The country’s longtime nationalist party, which had long been waiting to see the magic wand, was reborn with a single touch at the very moment when the party’s internal dissidents had won the chairmanship. The reborn one and the old one had the same name. Their leaders were the same, too. A third similarity was hard to find. This was the first major political nationalization. The old names of the old nationalist party founded a new party. In the first election, they managed to win as many votes as their old party.

This also somewhat recalls the cat–liver joke. The anecdote where Nasreddin Hodja buys two okkas of liver and takes it home, and when his wife, having burned the liver after forgetting it on the stove, tells him “The cat ate the liver.” The Hodja lifts the cat and says, “This cat itself is two okkas. If this is the cat, where is the liver? If this is the liver, where is the cat?” But of course that’s not how things stand. Most of the old nationalist party’s 2016 votes passed to the new nationalist party; and it was voters from the government camp—loyal to the “Reis” but angry at his party—who prevented the old nationalist party from dropping to 2–3 points. That situation still largely persists.

In the turbulent period from 2016 to 2024, after the old nationalist party was nationalized, a number of small Kurdish, Islamist, conservative, and leftist parties also joined this nationalization frenzy to the government’s benefit. Concluding—rightly—that it still did not possess the support needed to remain in power, the government-state outdid itself and nationalized the major Kurdish party. In essence, given the current voter composition, it was difficult to nationalize it. They overcame this difficulty through the “founding leader’s” grace—at least for now.

The political, economic, and social blood loss was so great that even this surprise nationalization was not enough. Perhaps it might have sufficed again, but Turks had begun to lift their heads and look around. Of what they saw, one or two things caught their eye. However, the government-state, which had placed the entire universe within a national-security parenthesis and held a Potter-like wand in its hand, could not show indulgence toward such lapses. Had it done so, it could not have remained in power as the state. Nor did it. They sent one of the people’s favorites to our cold district. And once he went, the other began behaving as if he, too, had been sent to our cold district. This discourse, which can be formulated as, “You will love me the most. You will choose me the most,” is Turkey’s new reality.

This new reality must not have sufficed to make its architects feel secure, for the greatest political nationalization in our history is now being attempted. It is the country’s oldest party—and the winner of the most recent elections—that they are striving to nationalize. Out of the “courtesy” of the nationalizers, so that party members won’t feel out of place, they seem poised to deem the party’s previous chair suitable to head it. And since he has long served the “state,” he presumably hasn’t found the offer odd.

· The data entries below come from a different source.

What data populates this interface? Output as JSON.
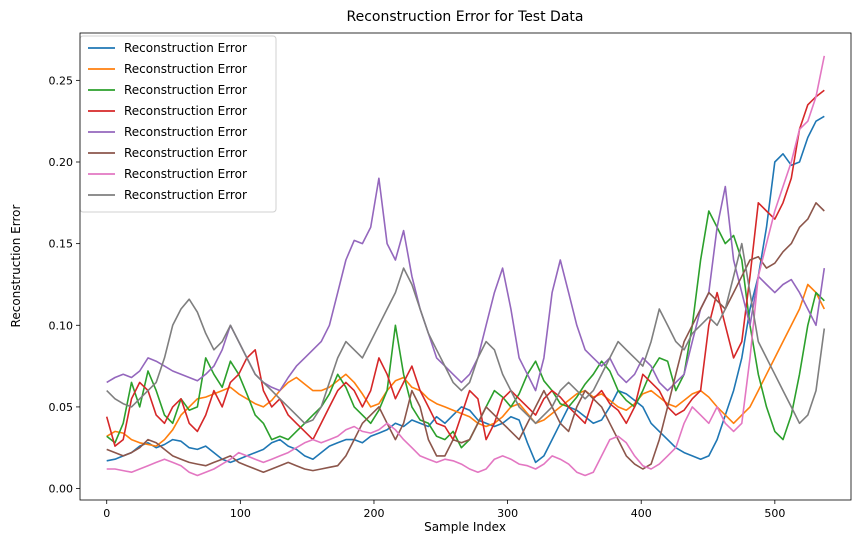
{
  "chart_data": {
    "type": "line",
    "title": "Reconstruction Error for Test Data",
    "xlabel": "Sample Index",
    "ylabel": "Reconstruction Error",
    "xlim": [
      -20,
      557
    ],
    "ylim": [
      -0.007,
      0.279
    ],
    "xticks": [
      0,
      100,
      200,
      300,
      400,
      500
    ],
    "yticks": [
      0.0,
      0.05,
      0.1,
      0.15,
      0.2,
      0.25
    ],
    "ytick_labels": [
      "0.00",
      "0.05",
      "0.10",
      "0.15",
      "0.20",
      "0.25"
    ],
    "grid": false,
    "legend": "top-left",
    "x_step": 5,
    "series": [
      {
        "name": "Reconstruction Error",
        "color": "#1f77b4",
        "values": [
          0.017,
          0.018,
          0.02,
          0.022,
          0.026,
          0.028,
          0.025,
          0.027,
          0.03,
          0.029,
          0.025,
          0.024,
          0.026,
          0.022,
          0.018,
          0.016,
          0.018,
          0.02,
          0.022,
          0.024,
          0.028,
          0.03,
          0.026,
          0.024,
          0.02,
          0.018,
          0.022,
          0.026,
          0.028,
          0.03,
          0.03,
          0.028,
          0.032,
          0.034,
          0.036,
          0.04,
          0.038,
          0.042,
          0.04,
          0.038,
          0.044,
          0.04,
          0.045,
          0.05,
          0.048,
          0.042,
          0.04,
          0.038,
          0.04,
          0.044,
          0.042,
          0.028,
          0.016,
          0.02,
          0.03,
          0.04,
          0.05,
          0.048,
          0.044,
          0.04,
          0.042,
          0.05,
          0.06,
          0.058,
          0.054,
          0.05,
          0.04,
          0.035,
          0.03,
          0.025,
          0.022,
          0.02,
          0.018,
          0.02,
          0.03,
          0.045,
          0.06,
          0.08,
          0.11,
          0.13,
          0.16,
          0.2,
          0.205,
          0.198,
          0.2,
          0.215,
          0.225,
          0.228
        ]
      },
      {
        "name": "Reconstruction Error",
        "color": "#ff7f0e",
        "values": [
          0.032,
          0.035,
          0.034,
          0.03,
          0.028,
          0.027,
          0.026,
          0.03,
          0.036,
          0.045,
          0.05,
          0.055,
          0.056,
          0.058,
          0.06,
          0.062,
          0.058,
          0.055,
          0.052,
          0.05,
          0.054,
          0.06,
          0.065,
          0.068,
          0.064,
          0.06,
          0.06,
          0.062,
          0.066,
          0.07,
          0.065,
          0.058,
          0.05,
          0.052,
          0.06,
          0.066,
          0.068,
          0.062,
          0.06,
          0.055,
          0.052,
          0.05,
          0.048,
          0.046,
          0.044,
          0.04,
          0.038,
          0.04,
          0.044,
          0.05,
          0.052,
          0.046,
          0.04,
          0.042,
          0.046,
          0.05,
          0.054,
          0.058,
          0.06,
          0.056,
          0.058,
          0.054,
          0.05,
          0.048,
          0.052,
          0.058,
          0.06,
          0.056,
          0.052,
          0.05,
          0.054,
          0.058,
          0.06,
          0.056,
          0.05,
          0.045,
          0.04,
          0.045,
          0.05,
          0.06,
          0.07,
          0.08,
          0.09,
          0.1,
          0.11,
          0.125,
          0.12,
          0.11
        ]
      },
      {
        "name": "Reconstruction Error",
        "color": "#2ca02c",
        "values": [
          0.032,
          0.028,
          0.04,
          0.065,
          0.05,
          0.072,
          0.06,
          0.045,
          0.04,
          0.055,
          0.048,
          0.05,
          0.08,
          0.07,
          0.062,
          0.078,
          0.07,
          0.058,
          0.045,
          0.04,
          0.03,
          0.032,
          0.03,
          0.035,
          0.04,
          0.045,
          0.05,
          0.058,
          0.07,
          0.062,
          0.05,
          0.045,
          0.04,
          0.048,
          0.06,
          0.1,
          0.07,
          0.05,
          0.042,
          0.04,
          0.032,
          0.03,
          0.035,
          0.025,
          0.03,
          0.04,
          0.05,
          0.06,
          0.056,
          0.05,
          0.058,
          0.07,
          0.078,
          0.066,
          0.06,
          0.052,
          0.05,
          0.056,
          0.064,
          0.07,
          0.078,
          0.072,
          0.06,
          0.054,
          0.05,
          0.06,
          0.072,
          0.08,
          0.078,
          0.06,
          0.07,
          0.1,
          0.14,
          0.17,
          0.16,
          0.15,
          0.155,
          0.14,
          0.1,
          0.07,
          0.05,
          0.035,
          0.03,
          0.045,
          0.07,
          0.1,
          0.12,
          0.115
        ]
      },
      {
        "name": "Reconstruction Error",
        "color": "#d62728",
        "values": [
          0.044,
          0.026,
          0.03,
          0.055,
          0.065,
          0.06,
          0.045,
          0.04,
          0.05,
          0.055,
          0.04,
          0.035,
          0.045,
          0.06,
          0.05,
          0.065,
          0.07,
          0.08,
          0.085,
          0.06,
          0.05,
          0.055,
          0.045,
          0.04,
          0.035,
          0.03,
          0.04,
          0.05,
          0.06,
          0.065,
          0.06,
          0.05,
          0.06,
          0.08,
          0.07,
          0.055,
          0.065,
          0.075,
          0.06,
          0.05,
          0.04,
          0.038,
          0.03,
          0.045,
          0.06,
          0.055,
          0.03,
          0.04,
          0.055,
          0.06,
          0.055,
          0.05,
          0.045,
          0.055,
          0.06,
          0.056,
          0.05,
          0.045,
          0.04,
          0.055,
          0.06,
          0.052,
          0.048,
          0.04,
          0.05,
          0.07,
          0.065,
          0.06,
          0.05,
          0.045,
          0.048,
          0.055,
          0.06,
          0.1,
          0.12,
          0.1,
          0.08,
          0.09,
          0.13,
          0.175,
          0.17,
          0.165,
          0.175,
          0.19,
          0.22,
          0.235,
          0.24,
          0.244
        ]
      },
      {
        "name": "Reconstruction Error",
        "color": "#9467bd",
        "values": [
          0.065,
          0.068,
          0.07,
          0.068,
          0.072,
          0.08,
          0.078,
          0.075,
          0.072,
          0.07,
          0.068,
          0.066,
          0.07,
          0.075,
          0.085,
          0.1,
          0.09,
          0.08,
          0.07,
          0.065,
          0.062,
          0.06,
          0.068,
          0.075,
          0.08,
          0.085,
          0.09,
          0.1,
          0.12,
          0.14,
          0.152,
          0.15,
          0.16,
          0.19,
          0.15,
          0.14,
          0.158,
          0.13,
          0.11,
          0.095,
          0.08,
          0.075,
          0.07,
          0.065,
          0.07,
          0.08,
          0.1,
          0.12,
          0.135,
          0.11,
          0.08,
          0.07,
          0.06,
          0.08,
          0.12,
          0.14,
          0.12,
          0.1,
          0.085,
          0.08,
          0.075,
          0.08,
          0.07,
          0.065,
          0.07,
          0.08,
          0.075,
          0.065,
          0.06,
          0.065,
          0.07,
          0.09,
          0.11,
          0.12,
          0.16,
          0.185,
          0.14,
          0.12,
          0.1,
          0.13,
          0.125,
          0.12,
          0.125,
          0.128,
          0.12,
          0.11,
          0.1,
          0.135
        ]
      },
      {
        "name": "Reconstruction Error",
        "color": "#8c564b",
        "values": [
          0.024,
          0.022,
          0.02,
          0.022,
          0.025,
          0.03,
          0.028,
          0.024,
          0.02,
          0.018,
          0.016,
          0.015,
          0.014,
          0.016,
          0.018,
          0.02,
          0.016,
          0.014,
          0.012,
          0.01,
          0.012,
          0.014,
          0.016,
          0.014,
          0.012,
          0.011,
          0.012,
          0.013,
          0.014,
          0.02,
          0.03,
          0.04,
          0.045,
          0.05,
          0.04,
          0.03,
          0.04,
          0.06,
          0.05,
          0.03,
          0.02,
          0.02,
          0.03,
          0.028,
          0.03,
          0.04,
          0.05,
          0.045,
          0.04,
          0.035,
          0.03,
          0.04,
          0.05,
          0.06,
          0.05,
          0.04,
          0.035,
          0.05,
          0.06,
          0.055,
          0.05,
          0.04,
          0.03,
          0.02,
          0.015,
          0.012,
          0.015,
          0.03,
          0.05,
          0.07,
          0.09,
          0.1,
          0.11,
          0.12,
          0.115,
          0.11,
          0.12,
          0.13,
          0.14,
          0.142,
          0.135,
          0.138,
          0.145,
          0.15,
          0.16,
          0.165,
          0.175,
          0.17
        ]
      },
      {
        "name": "Reconstruction Error",
        "color": "#e377c2",
        "values": [
          0.012,
          0.012,
          0.011,
          0.01,
          0.012,
          0.014,
          0.016,
          0.018,
          0.016,
          0.014,
          0.01,
          0.008,
          0.01,
          0.012,
          0.015,
          0.018,
          0.022,
          0.02,
          0.018,
          0.016,
          0.018,
          0.02,
          0.022,
          0.025,
          0.028,
          0.03,
          0.028,
          0.03,
          0.032,
          0.036,
          0.038,
          0.035,
          0.034,
          0.036,
          0.04,
          0.036,
          0.03,
          0.025,
          0.02,
          0.018,
          0.016,
          0.018,
          0.017,
          0.015,
          0.012,
          0.01,
          0.012,
          0.018,
          0.02,
          0.018,
          0.015,
          0.014,
          0.012,
          0.015,
          0.02,
          0.018,
          0.015,
          0.01,
          0.008,
          0.01,
          0.02,
          0.03,
          0.032,
          0.028,
          0.02,
          0.014,
          0.012,
          0.015,
          0.02,
          0.025,
          0.04,
          0.05,
          0.045,
          0.04,
          0.05,
          0.04,
          0.035,
          0.04,
          0.08,
          0.13,
          0.15,
          0.17,
          0.185,
          0.2,
          0.22,
          0.225,
          0.24,
          0.265
        ]
      },
      {
        "name": "Reconstruction Error",
        "color": "#7f7f7f",
        "values": [
          0.06,
          0.055,
          0.052,
          0.05,
          0.055,
          0.06,
          0.065,
          0.08,
          0.1,
          0.11,
          0.116,
          0.108,
          0.095,
          0.085,
          0.09,
          0.1,
          0.09,
          0.08,
          0.07,
          0.065,
          0.06,
          0.055,
          0.05,
          0.045,
          0.04,
          0.042,
          0.05,
          0.065,
          0.08,
          0.09,
          0.085,
          0.08,
          0.09,
          0.1,
          0.11,
          0.12,
          0.135,
          0.125,
          0.11,
          0.095,
          0.085,
          0.075,
          0.065,
          0.06,
          0.065,
          0.08,
          0.09,
          0.085,
          0.07,
          0.06,
          0.05,
          0.045,
          0.04,
          0.045,
          0.05,
          0.06,
          0.065,
          0.06,
          0.055,
          0.06,
          0.07,
          0.08,
          0.09,
          0.085,
          0.08,
          0.075,
          0.09,
          0.11,
          0.1,
          0.09,
          0.085,
          0.095,
          0.1,
          0.105,
          0.1,
          0.11,
          0.13,
          0.15,
          0.12,
          0.09,
          0.08,
          0.07,
          0.06,
          0.05,
          0.04,
          0.045,
          0.06,
          0.098
        ]
      }
    ]
  }
}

If this greatest nationalization comes to pass, all the main “political” actors on the national stage—from the very top to the very bottom—will have become spiritual heroes endowed with supernatural powers. A “world leader,” the “mind of the state,” the “founding leader,” and—after the last possible nationalization—the fourth of the quartet, a political saint stripped of all worldly desires: “Piro.” As can be seen, in the new reality there seems to be little room left for Homo sapiens. In that case, we will all see together whether the Homo sapiens will herd this camel or leave this land.